You might think that Perl has no exception handling. There is no such thing as an exception object like Java, but it does have a concise exception mechanism.First, let's see how to return undef to the return value that was the old error handling. If you write a single return when an error occurs, undef is returned for scalar context and an empty list () is returned for list context.

# Return undef when an error occurs
sub func {
  my $arg = shift;
  # Error handling
  if ($error) {
  # Correct value if no error occurred
  return $val;

Then, the error handling is described on the side that calls the function.

my $val = func ();

# Exit the program if $val is a false value
die "Error" unless $val;

The problem with this description is that if the func user neglects to check the return value, the program will proceed.

So current Perl uses die to throw an exception when reporting an error.

# Use die to throw an exception when an error occurs
sub func {
  my $arg = shift;
  # Some processing
  # Use die to throw an exception
  if ($error) {
    die "Error message";

  # Correct value if no error occurred
  return $val;

If you do this, func will be called and if an error occurs, an error message will be displayed and the program will terminate.

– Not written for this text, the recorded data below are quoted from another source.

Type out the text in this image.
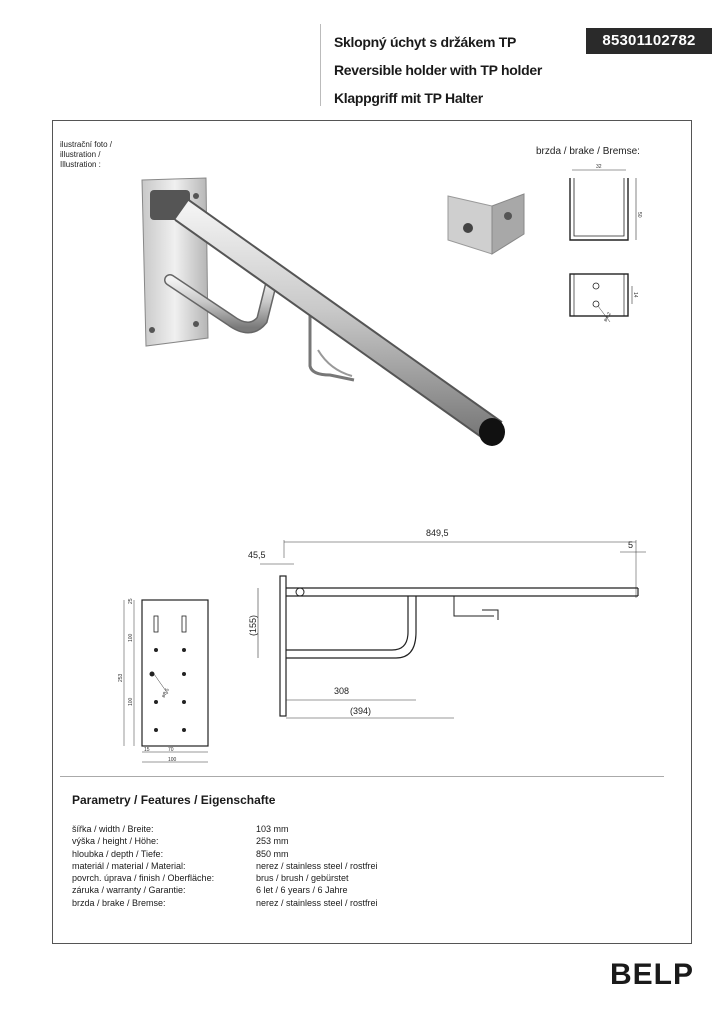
Sklopný úchyt s držákem TP
Reversible holder with TP holder
Klappgriff mit TP Halter
85301102782
ilustrační foto /
illustration /
Illustration :
brzda / brake / Bremse:
32
50
14
ø4,2
25
100
253
100
ø8,5
15	70
100
849,5
45,5
5
(155)
308
(394)
Parametry / Features / Eigenschafte
šířka / width / Breite:	103 mm
výška / height / Höhe:	253 mm
hloubka / depth / Tiefe:	850 mm
materiál / material / Material:	nerez / stainless steel / rostfrei
povrch. úprava / finish / Oberfläche:	brus / brush / gebürstet
záruka / warranty / Garantie:	6 let / 6 years / 6 Jahre
brzda / brake / Bremse:	nerez / stainless steel / rostfrei
BELP
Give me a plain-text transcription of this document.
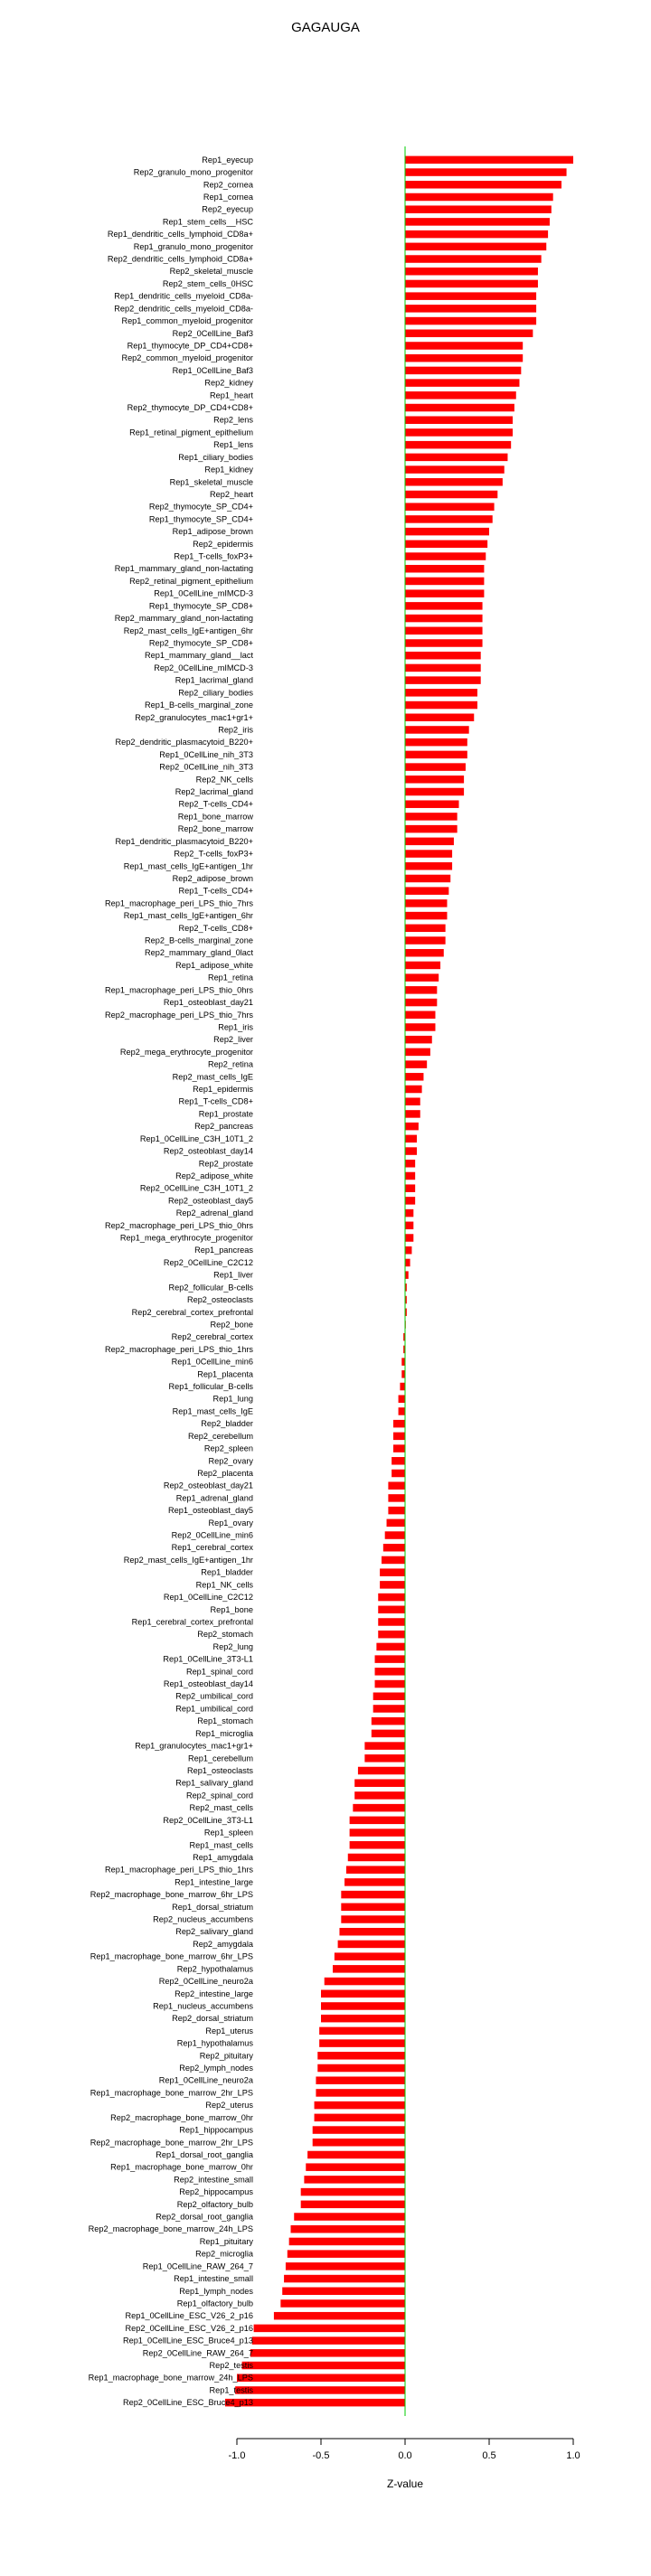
GAGAUGA
Rep1_eyecup
Rep2_granulo_mono_progenitor
Rep2_cornea
Rep1_cornea
Rep2_eyecup
Rep1_stem_cells__HSC
Rep1_dendritic_cells_lymphoid_CD8a+
Rep1_granulo_mono_progenitor
Rep2_dendritic_cells_lymphoid_CD8a+
Rep2_skeletal_muscle
Rep2_stem_cells_0HSC
Rep1_dendritic_cells_myeloid_CD8a-
Rep2_dendritic_cells_myeloid_CD8a-
Rep1_common_myeloid_progenitor
Rep2_0CellLine_Baf3
Rep1_thymocyte_DP_CD4+CD8+
Rep2_common_myeloid_progenitor
Rep1_0CellLine_Baf3
Rep2_kidney
Rep1_heart
Rep2_thymocyte_DP_CD4+CD8+
Rep2_lens
Rep1_retinal_pigment_epithelium
Rep1_lens
Rep1_ciliary_bodies
Rep1_kidney
Rep1_skeletal_muscle
Rep2_heart
Rep2_thymocyte_SP_CD4+
Rep1_thymocyte_SP_CD4+
Rep1_adipose_brown
Rep2_epidermis
Rep1_T-cells_foxP3+
Rep1_mammary_gland_non-lactating
Rep2_retinal_pigment_epithelium
Rep1_0CellLine_mIMCD-3
Rep1_thymocyte_SP_CD8+
Rep2_mammary_gland_non-lactating
Rep2_mast_cells_IgE+antigen_6hr
Rep2_thymocyte_SP_CD8+
Rep1_mammary_gland__lact
Rep2_0CellLine_mIMCD-3
Rep1_lacrimal_gland
Rep2_ciliary_bodies
Rep1_B-cells_marginal_zone
Rep2_granulocytes_mac1+gr1+
Rep2_iris
Rep2_dendritic_plasmacytoid_B220+
Rep1_0CellLine_nih_3T3
Rep2_0CellLine_nih_3T3
Rep2_NK_cells
Rep2_lacrimal_gland
Rep2_T-cells_CD4+
Rep1_bone_marrow
Rep2_bone_marrow
Rep1_dendritic_plasmacytoid_B220+
Rep2_T-cells_foxP3+
Rep1_mast_cells_IgE+antigen_1hr
Rep2_adipose_brown
Rep1_T-cells_CD4+
Rep1_macrophage_peri_LPS_thio_7hrs
Rep1_mast_cells_IgE+antigen_6hr
Rep2_T-cells_CD8+
Rep2_B-cells_marginal_zone
Rep2_mammary_gland_0lact
Rep1_adipose_white
Rep1_retina
Rep1_macrophage_peri_LPS_thio_0hrs
Rep1_osteoblast_day21
Rep2_macrophage_peri_LPS_thio_7hrs
Rep1_iris
Rep2_liver
Rep2_mega_erythrocyte_progenitor
Rep2_retina
Rep2_mast_cells_IgE
Rep1_epidermis
Rep1_T-cells_CD8+
Rep1_prostate
Rep2_pancreas
Rep1_0CellLine_C3H_10T1_2
Rep2_osteoblast_day14
Rep2_prostate
Rep2_adipose_white
Rep2_0CellLine_C3H_10T1_2
Rep2_osteoblast_day5
Rep2_adrenal_gland
Rep2_macrophage_peri_LPS_thio_0hrs
Rep1_mega_erythrocyte_progenitor
Rep1_pancreas
Rep2_0CellLine_C2C12
Rep1_liver
Rep2_follicular_B-cells
Rep2_osteoclasts
Rep2_cerebral_cortex_prefrontal
Rep2_bone
Rep2_cerebral_cortex
Rep2_macrophage_peri_LPS_thio_1hrs
Rep1_0CellLine_min6
Rep1_placenta
Rep1_follicular_B-cells
Rep1_lung
Rep1_mast_cells_IgE
Rep2_bladder
Rep2_cerebellum
Rep2_spleen
Rep2_ovary
Rep2_placenta
Rep2_osteoblast_day21
Rep1_adrenal_gland
Rep1_osteoblast_day5
Rep1_ovary
Rep2_0CellLine_min6
Rep1_cerebral_cortex
Rep2_mast_cells_IgE+antigen_1hr
Rep1_bladder
Rep1_NK_cells
Rep1_0CellLine_C2C12
Rep1_bone
Rep1_cerebral_cortex_prefrontal
Rep2_stomach
Rep2_lung
Rep1_0CellLine_3T3-L1
Rep1_spinal_cord
Rep1_osteoblast_day14
Rep2_umbilical_cord
Rep1_umbilical_cord
Rep1_stomach
Rep1_microglia
Rep1_granulocytes_mac1+gr1+
Rep1_cerebellum
Rep1_osteoclasts
Rep1_salivary_gland
Rep2_spinal_cord
Rep2_mast_cells
Rep2_0CellLine_3T3-L1
Rep1_spleen
Rep1_mast_cells
Rep1_amygdala
Rep1_macrophage_peri_LPS_thio_1hrs
Rep1_intestine_large
Rep2_macrophage_bone_marrow_6hr_LPS
Rep1_dorsal_striatum
Rep2_nucleus_accumbens
Rep2_salivary_gland
Rep2_amygdala
Rep1_macrophage_bone_marrow_6hr_LPS
Rep2_hypothalamus
Rep2_0CellLine_neuro2a
Rep2_intestine_large
Rep1_nucleus_accumbens
Rep2_dorsal_striatum
Rep1_uterus
Rep1_hypothalamus
Rep2_pituitary
Rep2_lymph_nodes
Rep1_0CellLine_neuro2a
Rep1_macrophage_bone_marrow_2hr_LPS
Rep2_uterus
Rep2_macrophage_bone_marrow_0hr
Rep1_hippocampus
Rep2_macrophage_bone_marrow_2hr_LPS
Rep1_dorsal_root_ganglia
Rep1_macrophage_bone_marrow_0hr
Rep2_intestine_small
Rep2_hippocampus
Rep2_olfactory_bulb
Rep2_dorsal_root_ganglia
Rep2_macrophage_bone_marrow_24h_LPS
Rep1_pituitary
Rep2_microglia
Rep1_0CellLine_RAW_264_7
Rep1_intestine_small
Rep1_lymph_nodes
Rep1_olfactory_bulb
Rep1_0CellLine_ESC_V26_2_p16
Rep2_0CellLine_ESC_V26_2_p16
Rep1_0CellLine_ESC_Bruce4_p13
Rep2_0CellLine_RAW_264_7
Rep2_testis
Rep1_macrophage_bone_marrow_24h_LPS
Rep1_testis
Rep2_0CellLine_ESC_Bruce4_p13
-1.0	-0.5	0.0	0.5	1.0
Z-value
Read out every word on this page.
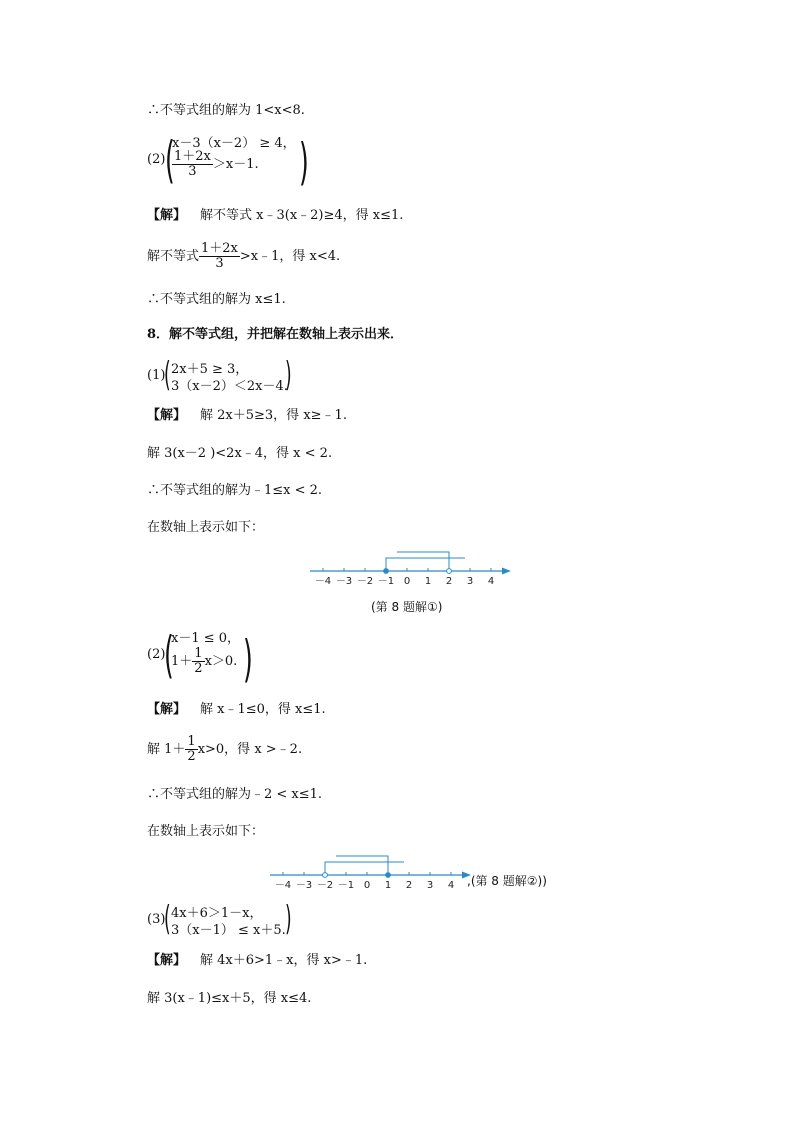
∴不等式组的解为 1<x<8.
(2) (
x－3（x－2） ≥ 4，
$\frac{1+2x}{3} >x-1$. )
【解】 解不等式 x﹣3(x﹣2)≥4，得 x≤1.
解不等式 $\frac{1+2x}{3}$ >x﹣1，得 x<4.
∴不等式组的解为 x≤1.
8．解不等式组，并把解在数轴上表示出来．
(1)
( 2x＋5 ≥ 3，
3（x－2）＜2x－4.
)
【解】 解 2x＋5≥3，得 x≥﹣1.
解 3(x－2 )<2x﹣4，得 x < 2.
∴不等式组的解为﹣1≤x < 2.
在数轴上表示如下：
－4 －3 －2 －1 0 1 2 3 4
(第 8 题解①)
(2)
(
x－1 ≤ 0，
$1+ \frac{1}{2} x>0$. )
【解】 解 x﹣1≤0，得 x≤1.
解 $1+ \frac{1}{2} x>0$，得 x >﹣2.
∴不等式组的解为﹣2 < x≤1.
在数轴上表示如下：
－4 －3 －2 －1 0 1 2 3 4 ,(第 8 题解②))
(3)
( 4x＋6＞1－x，
3（x－1） ≤ x＋5. )
【解】 解 4x＋6>1﹣x，得 x>﹣1.
解 3(x﹣1)≤x＋5，得 x≤4.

# If an error occurs, an error message will be displayed and the program will end.
func ();

If you don't want to quit the program, use eval block. Think of it as a catch in Java. If an error occurs, the content of the error is set in a predefined variable called $@, so you can check this variable to see if an error has occurred.

eval {func ()};

if ($@) {
  # Describe the processing when an error occurs

Use the arrow operator when calling the constructor

It's a good idea to use the arrow operator to call the constructor. In Perl, there is virtually no difference between a constructor and other methods.

my $obj = SomeClass->new;

Indirect object calls may be deprecated in the future.